M5 Crash Re-Opens Speed Limit Debate
The horrific crash on the M5 which has killed seven people has triggered a renewed debate on whether the speed limit on the UK's motorways should be raised to 80mph.
In September the government launched a consultation on raising the maximum speed limit from its current threshold of 70mph, which was set more than fifty years ago.
At the time the government said it wanted to "put Britain back in the fast lane of global economies, and look again at the motorway speed limit which is nearly 50 years old, and out of date thanks to huge advances in safety and motoring technology."
However since the crash on the M5 on Friday night road safety charities including the Royal Society for the Protection of Accidents have said the government's plans should be abandoned.

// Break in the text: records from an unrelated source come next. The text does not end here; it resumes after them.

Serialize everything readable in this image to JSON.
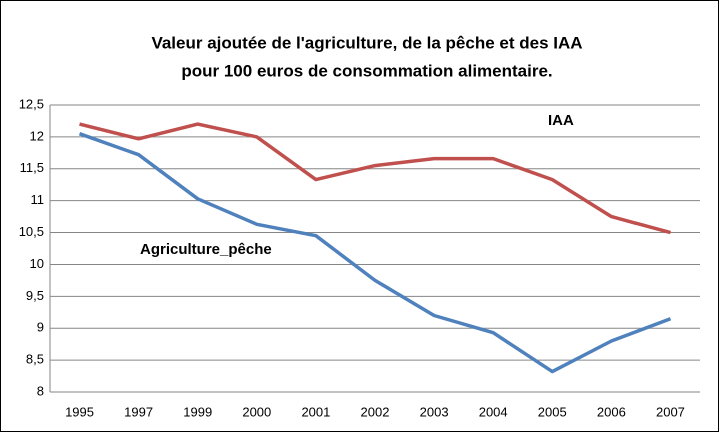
{
  "chart_data": {
    "type": "line",
    "title": [
      "Valeur ajoutée de l'agriculture, de la pêche et des IAA",
      "pour 100 euros de consommation alimentaire."
    ],
    "categories": [
      "1995",
      "1997",
      "1999",
      "2000",
      "2001",
      "2002",
      "2003",
      "2004",
      "2005",
      "2006",
      "2007"
    ],
    "series": [
      {
        "name": "IAA",
        "color": "#c0504d",
        "values": [
          12.2,
          11.97,
          12.2,
          12.0,
          11.33,
          11.55,
          11.66,
          11.66,
          11.33,
          10.75,
          10.5
        ]
      },
      {
        "name": "Agriculture_pêche",
        "color": "#4f81bd",
        "values": [
          12.05,
          11.72,
          11.03,
          10.63,
          10.45,
          9.75,
          9.2,
          8.93,
          8.32,
          8.8,
          9.15
        ]
      }
    ],
    "ylim": [
      8,
      12.5
    ],
    "yticks": [
      8,
      {
        "value": 8.5,
        "label": "8,5"
      },
      9,
      {
        "value": 9.5,
        "label": "9,5"
      },
      10,
      {
        "value": 10.5,
        "label": "10,5"
      },
      11,
      {
        "value": 11.5,
        "label": "11,5"
      },
      12,
      {
        "value": 12.5,
        "label": "12,5"
      }
    ],
    "grid": true
  }
}
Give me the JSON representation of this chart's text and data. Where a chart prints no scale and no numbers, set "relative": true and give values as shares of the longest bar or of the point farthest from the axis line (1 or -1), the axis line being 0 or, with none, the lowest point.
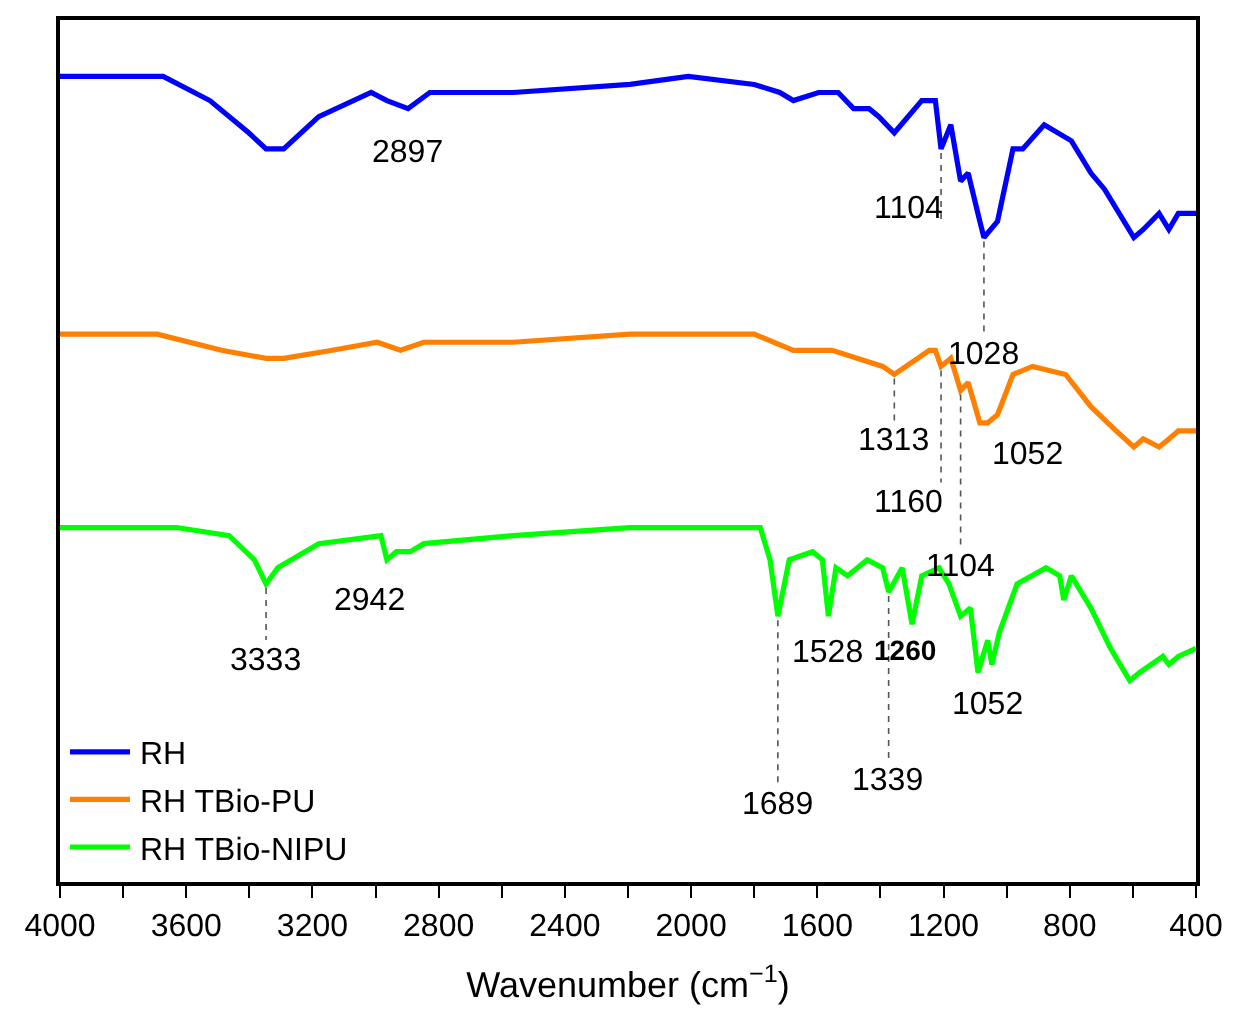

Tory MP Margot James told Jeremy Vine on BBC One there shouldn't be a rush to judgement on the speed limit, saying: "We don't know fast people were driving. I don't think people were driving that fast anyway, from the reports I've heard from the people interviewed who survived the accident. So I'm not sure it was the speed that was causing the problem. The fog was obviously a problem, but we don't know yet."
The Transport Secretary Justine Greening has said the government will also investigate the causes of the pile-up, which involved 34 vehicles and in which at least seven people are known to have died.
"Some people have said that the weather was particularly bad, but I think clearly what we need to do at the moment is focus on the NHS work that's happening to take care of the people who have been injured, but also getting the motorway back open again for the public as soon as possible. I think we'll have a debate about the policy issues in the coming weeks."